Consumer desire for the latest and greatest communication devices is creating a boom in the recycling business. Charities are also benefiting from the influx of old equipment being donated for reuse in the developing world.  This rise in spending on new technology isn't entirely our fault. Big companies such as mobile providers are making it easier and more alluring than ever to part with an old device in exchange for a slick upgrade and a better billing contract. They are also helping to boost Britain's handheld recycling business. According to analyst firm TechNavio, there will be a 19% increase in the number of recycled mobile phones by the end of 2015. Computer recycling will also experience similar growth.  UK charity Computer Aid processes as least 3,000 donated PCs and laptops each month. Add to the mix the unprecedented boom in iPads and tablets and you've got a lot of electric devices being given away for free.

How many recycling companies or charities, however, are actually erasing the data from the recycles devices? Do they even have the expertise to do it themselves? Clicking on a delete button is not going to permanently erase all the information  contained in a phone or computer. Neither will removing a SIM card. Computer Aid knows its credibility relies on ensuring that any equipment it donates is not only in working order but also comes with a clean slate.

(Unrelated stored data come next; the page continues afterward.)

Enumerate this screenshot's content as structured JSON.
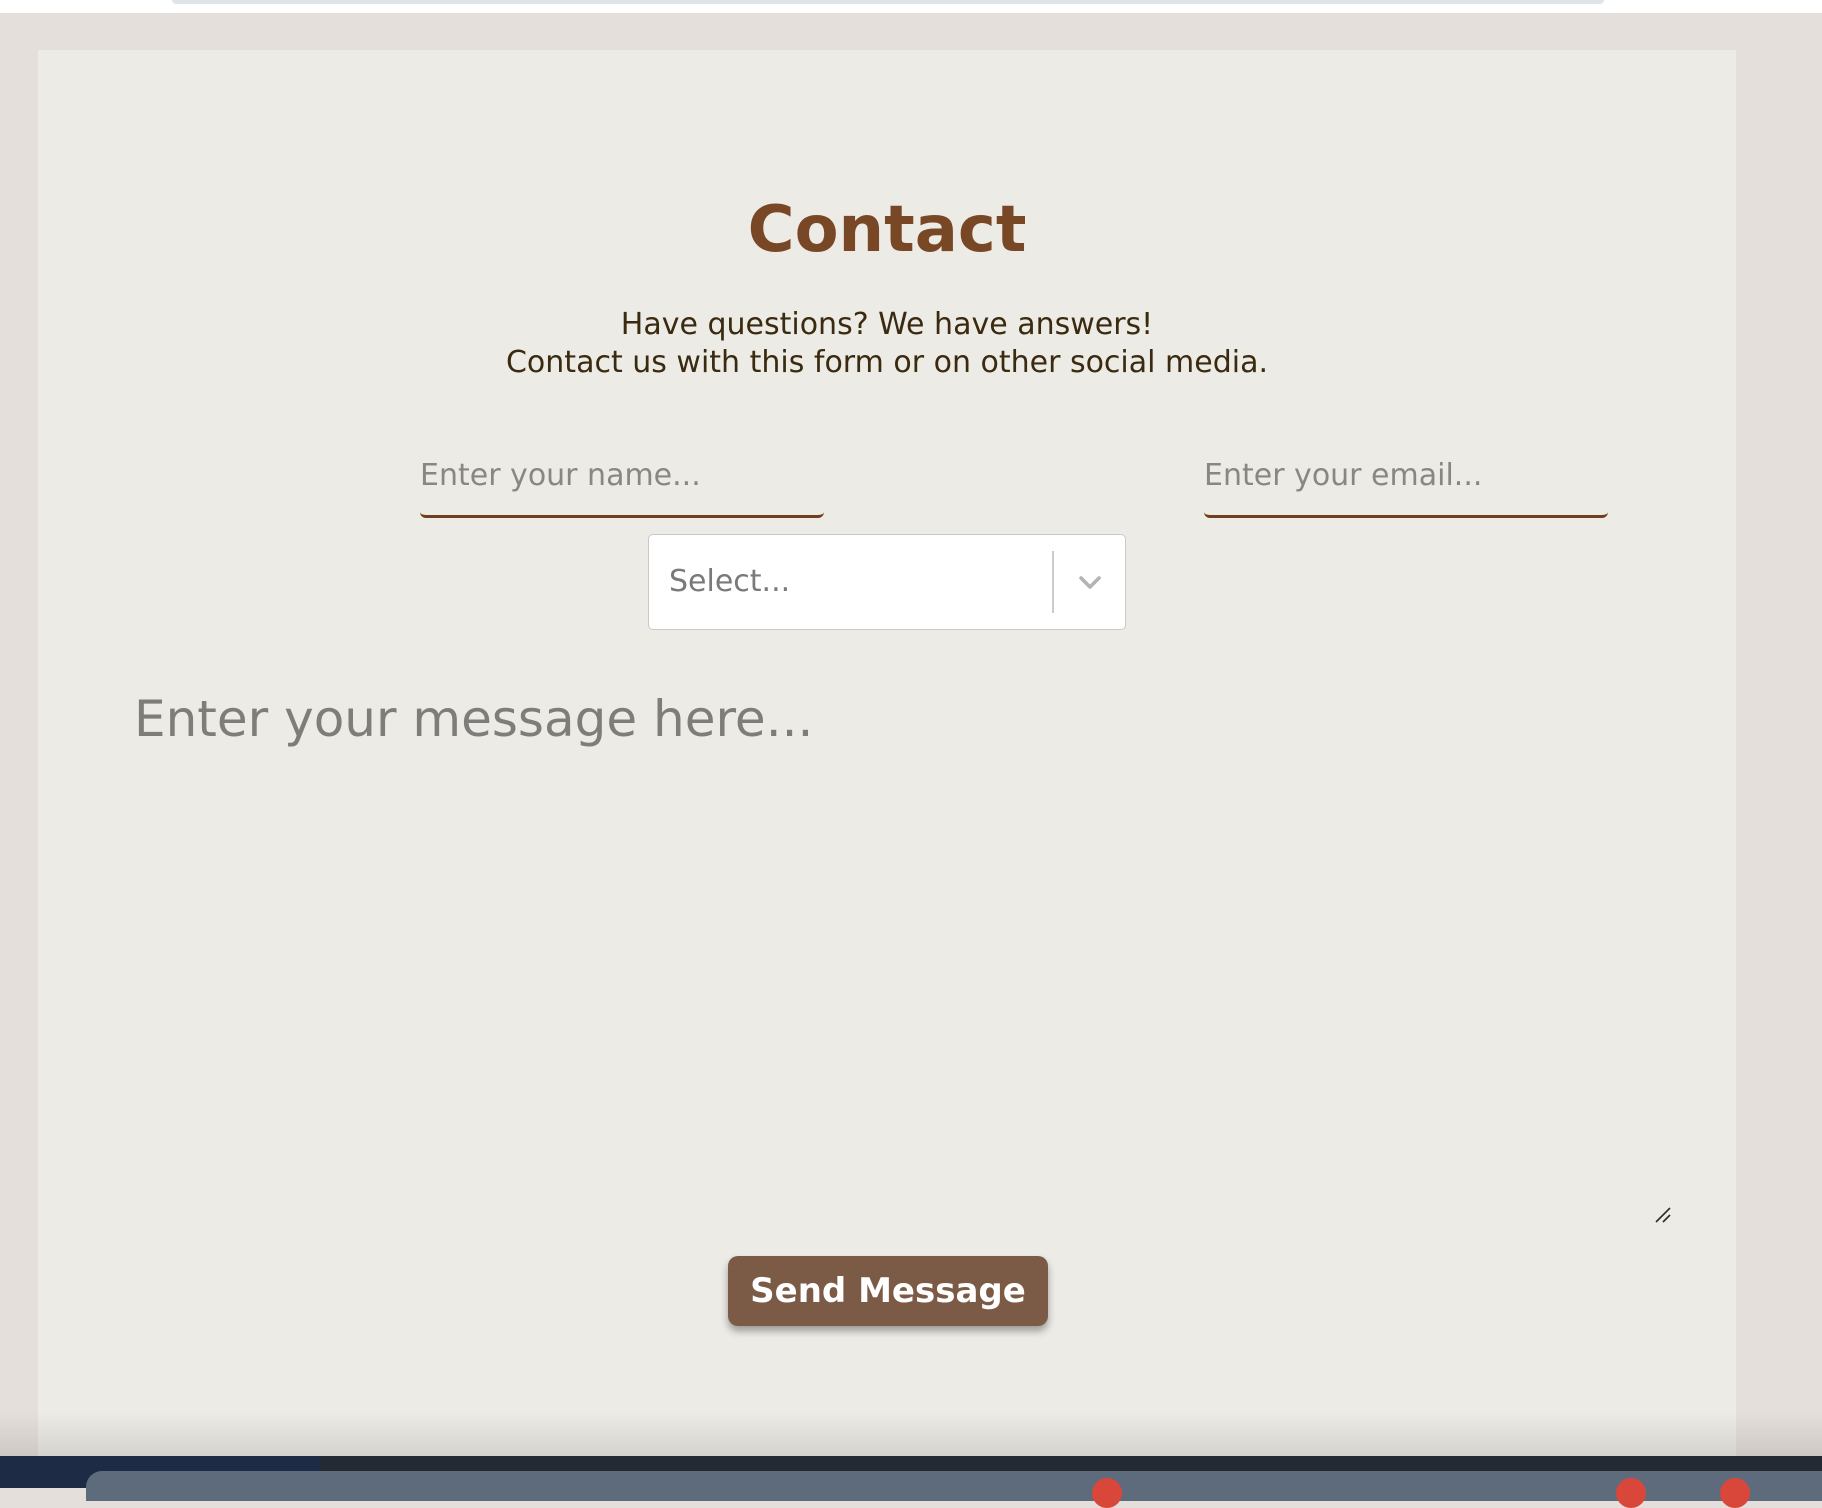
{
  "contact": {
    "title": "Contact",
    "subtitle_line1": "Have questions? We have answers!",
    "subtitle_line2": "Contact us with this form or on other social media.",
    "name_placeholder": "Enter your name...",
    "email_placeholder": "Enter your email...",
    "select_value": "Select...",
    "message_placeholder": "Enter your message here...",
    "send_label": "Send Message"
  },
  "icons": {
    "select_arrow": "chevron-down-icon",
    "textarea_resize": "resize-handle-icon"
  },
  "colors": {
    "page_background": "#e4dfda",
    "card_background": "#edebe6",
    "title": "#784726",
    "body_text": "#3a2a10",
    "input_underline": "#6f3e1f",
    "button_background": "#7b5a46",
    "button_text": "#ffffff"
  }
}
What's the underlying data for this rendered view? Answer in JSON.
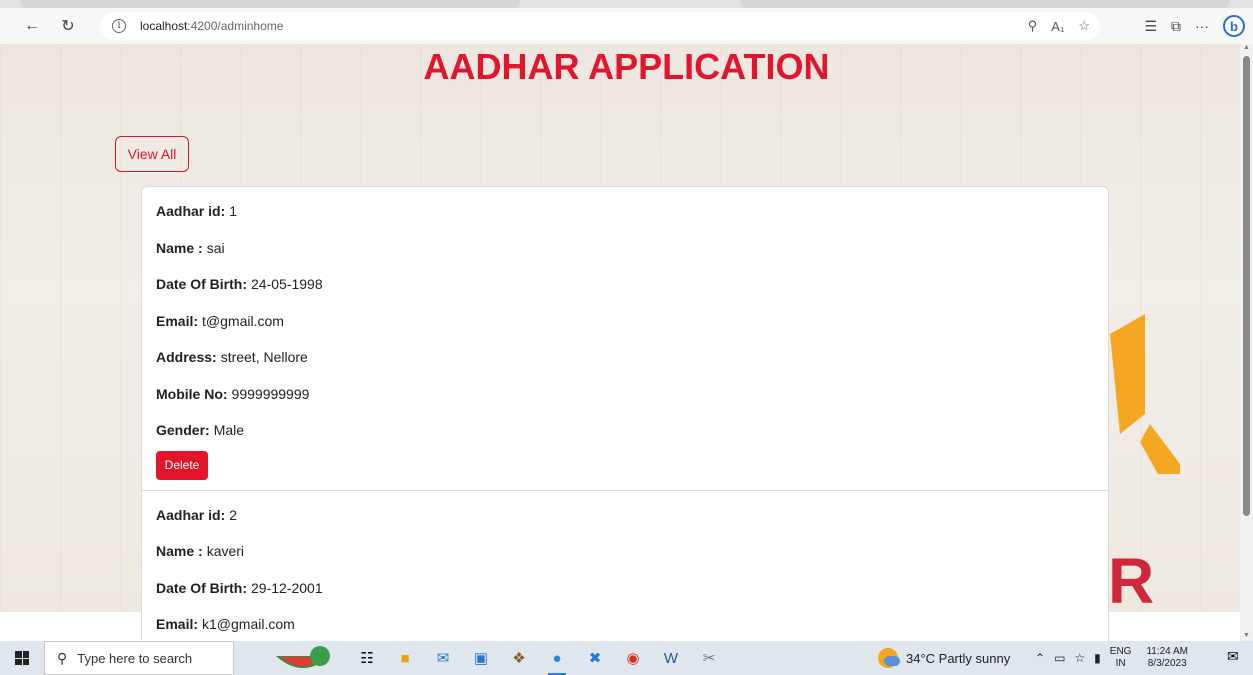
{
  "browser": {
    "url_host": "localhost",
    "url_path": ":4200/adminhome",
    "back_icon": "arrow-left-icon",
    "refresh_icon": "refresh-icon"
  },
  "page": {
    "title": "AADHAR APPLICATION",
    "view_all_label": "View All",
    "delete_label": "Delete",
    "labels": {
      "aadhar_id": "Aadhar id:",
      "name": "Name :",
      "dob": "Date Of Birth:",
      "email": "Email:",
      "address": "Address:",
      "mobile": "Mobile No:",
      "gender": "Gender:"
    },
    "records": [
      {
        "aadhar_id": "1",
        "name": "sai",
        "dob": "24-05-1998",
        "email": "t@gmail.com",
        "address": "street, Nellore",
        "mobile": "9999999999",
        "gender": "Male"
      },
      {
        "aadhar_id": "2",
        "name": "kaveri",
        "dob": "29-12-2001",
        "email": "k1@gmail.com"
      }
    ],
    "logo_letter": "R"
  },
  "taskbar": {
    "search_placeholder": "Type here to search",
    "weather": "34°C  Partly sunny",
    "lang_top": "ENG",
    "lang_bottom": "IN",
    "time": "11:24 AM",
    "date": "8/3/2023"
  },
  "colors": {
    "accent_red": "#e3152d",
    "logo_orange": "#f5a623",
    "logo_red": "#d0283a"
  }
}
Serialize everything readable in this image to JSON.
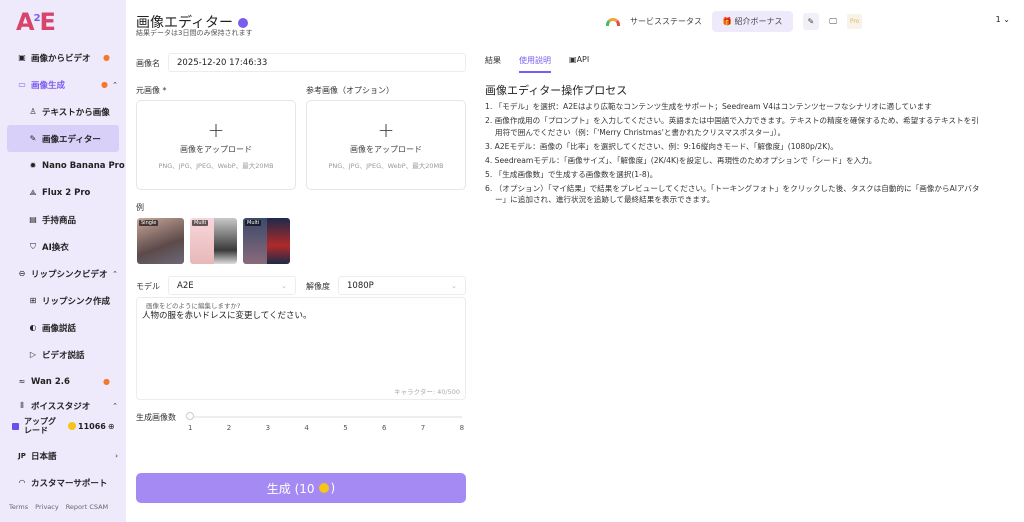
{
  "sidebar": {
    "logo": "A2E",
    "items": [
      {
        "label": "画像からビデオ",
        "icon": "image-video-icon",
        "fire": true
      },
      {
        "label": "画像生成",
        "icon": "image-icon",
        "fire": true,
        "expanded": true
      },
      {
        "label": "テキストから画像",
        "icon": "person-icon"
      },
      {
        "label": "画像エディター",
        "icon": "edit-icon",
        "active": true
      },
      {
        "label": "Nano Banana Pro",
        "icon": "gear-icon"
      },
      {
        "label": "Flux 2 Pro",
        "icon": "triangle-icon"
      },
      {
        "label": "手持商品",
        "icon": "box-icon"
      },
      {
        "label": "AI換衣",
        "icon": "shirt-icon"
      },
      {
        "label": "リップシンクビデオ",
        "icon": "lips-icon",
        "expanded": true
      },
      {
        "label": "リップシンク作成",
        "icon": "plus-square-icon"
      },
      {
        "label": "画像説話",
        "icon": "head-speak-icon"
      },
      {
        "label": "ビデオ説話",
        "icon": "video-speak-icon"
      },
      {
        "label": "Wan 2.6",
        "icon": "wan-icon",
        "fire": true
      },
      {
        "label": "ボイススタジオ",
        "icon": "waveform-icon",
        "expanded": true
      }
    ],
    "upgrade": "アップグレード",
    "credits": "11066",
    "language": "日本語",
    "language_code": "JP",
    "support": "カスタマーサポート",
    "footer": [
      "Terms",
      "Privacy",
      "Report CSAM"
    ]
  },
  "header": {
    "title": "画像エディター",
    "subtitle": "結果データは3日間のみ保持されます",
    "service_status": "サービスステータス",
    "referral": "紹介ボーナス",
    "pro": "Pro",
    "user": "1"
  },
  "form": {
    "image_name_label": "画像名",
    "image_name": "2025-12-20 17:46:33",
    "source_label": "元画像 *",
    "ref_label": "参考画像（オプション）",
    "upload_text": "画像をアップロード",
    "upload_hint": "PNG、JPG、JPEG、WebP、最大20MB",
    "examples_label": "例",
    "examples": [
      "Single",
      "Multi",
      "Multi"
    ],
    "model_label": "モデル",
    "model": "A2E",
    "resolution_label": "解像度",
    "resolution": "1080P",
    "prompt_placeholder": "画像をどのように編集しますか?",
    "prompt": "人物の服を赤いドレスに変更してください。",
    "char_count": "キャラクター: 40/500",
    "count_label": "生成画像数",
    "count_value": 1,
    "count_ticks": [
      "1",
      "2",
      "3",
      "4",
      "5",
      "6",
      "7",
      "8"
    ],
    "generate": "生成 (10",
    "generate_close": ")"
  },
  "right": {
    "tabs": [
      "結果",
      "使用説明",
      "API"
    ],
    "active_tab": "使用説明",
    "heading": "画像エディター操作プロセス",
    "steps": [
      "1. 「モデル」を選択：A2Eはより広範なコンテンツ生成をサポート；Seedream V4はコンテンツセーフなシナリオに適しています",
      "2. 画像作成用の「プロンプト」を入力してください。英語または中国語で入力できます。テキストの精度を確保するため、希望するテキストを引用符で囲んでください（例：「'Merry Christmas'と書かれたクリスマスポスター」）。",
      "3. A2Eモデル：画像の「比率」を選択してください、例：9:16縦向きモード、「解像度」(1080p/2K)。",
      "4. Seedreamモデル：「画像サイズ」、「解像度」(2K/4K)を設定し、再現性のためオプションで「シード」を入力。",
      "5. 「生成画像数」で生成する画像数を選択(1-8)。",
      "6. （オプション）「マイ結果」で結果をプレビューしてください。「トーキングフォト」をクリックした後、タスクは自動的に「画像からAIアバター」に追加され、進行状況を追跡して最終結果を表示できます。"
    ]
  },
  "colors": {
    "accent": "#7b5cf0",
    "sidebar_bg": "#eeeafc",
    "button": "#a48af2"
  }
}
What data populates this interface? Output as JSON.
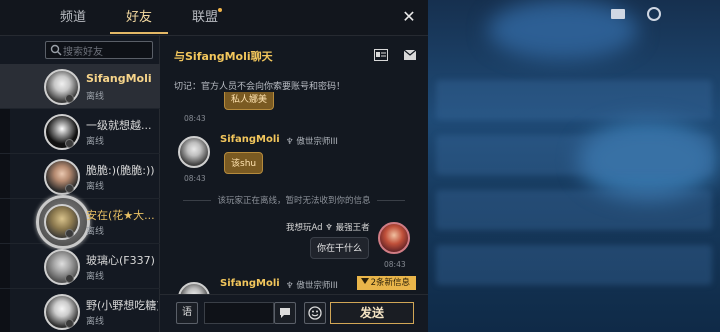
{
  "tabs": [
    {
      "label": "频道",
      "active": false
    },
    {
      "label": "好友",
      "active": true
    },
    {
      "label": "联盟",
      "active": false,
      "dot": true
    }
  ],
  "search": {
    "placeholder": "搜索好友"
  },
  "friends": [
    {
      "name": "SifangMoli",
      "status": "离线",
      "active": true,
      "highlight": true
    },
    {
      "name": "一级就想越...",
      "status": "离线"
    },
    {
      "name": "脆脆:)(脆脆:))",
      "status": "离线"
    },
    {
      "name": "安在(花★大...",
      "status": "离线",
      "gold": true,
      "bigframe": true
    },
    {
      "name": "玻璃心(F337)",
      "status": "离线"
    },
    {
      "name": "野(小野想吃糖)",
      "status": "离线"
    }
  ],
  "chat": {
    "title": "与SifangMoli聊天",
    "notice": "切记：官方人员不会向你索要账号和密码！",
    "messages": [
      {
        "side": "left",
        "text": "私人娜美",
        "time": "08:43"
      },
      {
        "side": "left",
        "name": "SifangMoli",
        "rank": "傲世宗师III",
        "text": "该shu",
        "time": "08:43"
      },
      {
        "side": "right",
        "name": "我想玩Ad",
        "rank": "最强王者",
        "text": "你在干什么",
        "time": "08:43"
      },
      {
        "side": "left",
        "name": "SifangMoli",
        "rank": "傲世宗师III"
      }
    ],
    "system_text": "该玩家正在离线，暂时无法收到你的信息",
    "new_messages": "2条新信息",
    "send_label": "发送",
    "voice_label": "语"
  },
  "colors": {
    "accent": "#e3b866",
    "name": "#f2c65c",
    "bubble": "#7a5a22"
  }
}
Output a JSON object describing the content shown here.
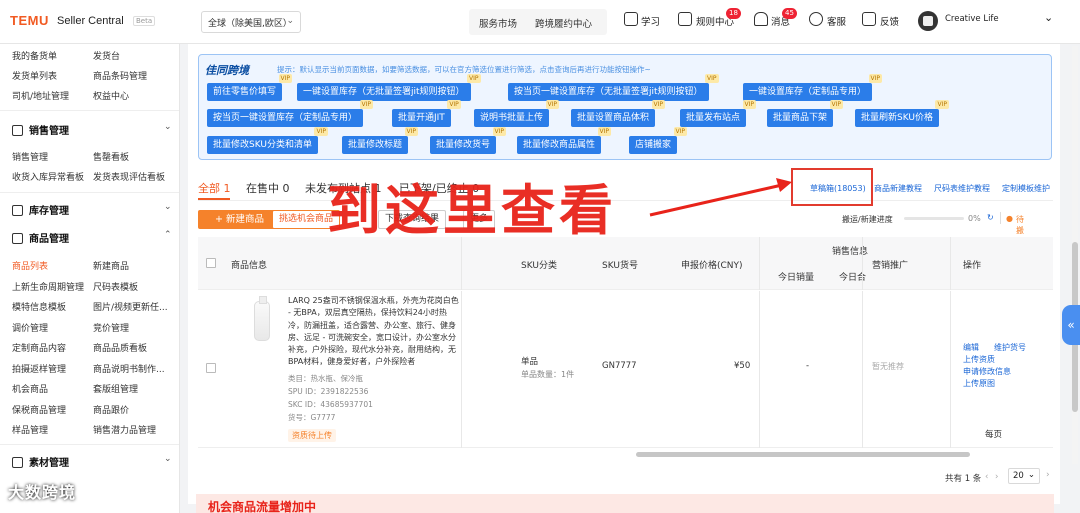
{
  "topbar": {
    "logo": "TEMU",
    "title": "Seller Central",
    "beta": "Beta",
    "region": "全球（除美国,欧区）",
    "service_market": "服务市场",
    "cross_border": "跨境履约中心",
    "learn": "学习",
    "rules": "规则中心",
    "rules_badge": "18",
    "messages": "消息",
    "messages_badge": "45",
    "support": "客服",
    "feedback": "反馈",
    "user": "Creative Life"
  },
  "sidebar": {
    "top_items": [
      "我的备货单",
      "发货台",
      "发货单列表",
      "商品条码管理",
      "司机/地址管理",
      "权益中心"
    ],
    "sales_section": "销售管理",
    "sales_items": [
      "销售管理",
      "售罄看板",
      "收货入库异常看板",
      "发货表现评估看板"
    ],
    "stock_section": "库存管理",
    "goods_section": "商品管理",
    "goods_items": [
      "商品列表",
      "新建商品",
      "上新生命周期管理",
      "尺码表模板",
      "模特信息模板",
      "图片/视频更新任...",
      "调价管理",
      "竞价管理",
      "定制商品内容",
      "商品品质看板",
      "拍摄返样管理",
      "商品说明书制作...",
      "机会商品",
      "套版组管理",
      "保税商品管理",
      "商品跟价",
      "样品管理",
      "销售潜力品管理"
    ],
    "material_section": "素材管理"
  },
  "plugin": {
    "logo": "佳同跨境",
    "tip": "提示：默认显示当前页面数据，如要筛选数据，可以在官方筛选位置进行筛选，点击查询后再进行功能按钮操作~",
    "vip": "VIP",
    "row1": [
      "前往零售价填写",
      "一键设置库存（无批量签署jit规则按钮）",
      "按当页一键设置库存（无批量签署jit规则按钮）",
      "一键设置库存（定制品专用）"
    ],
    "row2": [
      "按当页一键设置库存（定制品专用）",
      "批量开通JIT",
      "说明书批量上传",
      "批量设置商品体积",
      "批量发布站点",
      "批量商品下架",
      "批量刷新SKU价格"
    ],
    "row3": [
      "批量修改SKU分类和清单",
      "批量修改标题",
      "批量修改货号",
      "批量修改商品属性",
      "店铺搬家"
    ]
  },
  "tabs": {
    "all": "全部 1",
    "on_sale": "在售中 0",
    "not_published": "未发布到站点 1",
    "off_shelf": "已下架/已终止 0"
  },
  "links": {
    "draft": "草稿箱(18053)",
    "new_goods_tutorial": "商品新建教程",
    "size_chart_tutorial": "尺码表维护教程",
    "custom_template": "定制模板维护"
  },
  "toolbar": {
    "new_goods": "+ 新建商品",
    "pick_opportunity": "挑选机会商品",
    "download_result": "下载查询结果",
    "more": "更多"
  },
  "progress": {
    "label": "搬运/新建进度",
    "percent": "0%",
    "pending": "待搬运0"
  },
  "annotation": {
    "big_text": "到这里查看"
  },
  "table": {
    "headers": {
      "product_info": "商品信息",
      "sku_category": "SKU分类",
      "sku_code": "SKU货号",
      "declared_price": "申报价格(CNY)",
      "sales_info": "销售信息",
      "today_sales": "今日销量",
      "today_sales_2": "今日合",
      "marketing": "营销推广",
      "operations": "操作"
    },
    "row": {
      "description": "LARQ 25盎司不锈钢保温水瓶，外壳为花岗白色 - 无BPA，双层真空隔热，保持饮料24小时热冷，防漏扭盖，适合露营、办公室、旅行、健身房、远足 - 可洗碗安全，宽口设计，办公室水分补充，户外探险，现代水分补充，耐用结构，无BPA材料，健身爱好者，户外探险者",
      "category": "类目：热水瓶、保冷瓶",
      "spu": "SPU ID：2391822536",
      "skc": "SKC ID：43685937701",
      "sku_code_label": "货号：G7777",
      "status_tag": "资质待上传",
      "sku_type": "单品",
      "sku_qty": "单品数量：1件",
      "sku_code": "GN7777",
      "price": "¥50",
      "today_sales": "-",
      "marketing": "暂无推荐",
      "ops": [
        "编辑",
        "维护货号",
        "上传资质",
        "申请修改信息",
        "上传原图"
      ]
    }
  },
  "pagination": {
    "total": "共有 1 条",
    "per_page_label": "每页",
    "per_page": "20"
  },
  "banner": {
    "text": "机会商品流量增加中"
  },
  "watermark": "大数跨境"
}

It uses Ontrack Eraser software from Ontrack so that every donated PC has its data permanently wiped before it is reused.  Disk drive wiping reassures the donor organisation that none of its data is being unwittingly passed on to new owners. It also reassures the recipient organisation that the PC is fully refurbished, rather than merely recycled.

Unfortunately there are plenty of other organisations that never take the time or even know how to wipe out data. Others purposefully keep data inside the devices to pass on to sophisticated criminal gangs abroad, who then use the information to commit fraud. Avoiding security breaches requires donors to research which recycling organisations have a policy for total data erasure. If you still aren't confident, then buying a data erasure solution allows you to do the job yourself before you recycle a device. This is a small upfront investment that will protect you from fraud and stop you worrying about passing on data to charities. It also means you can do your bit to protect the environment too.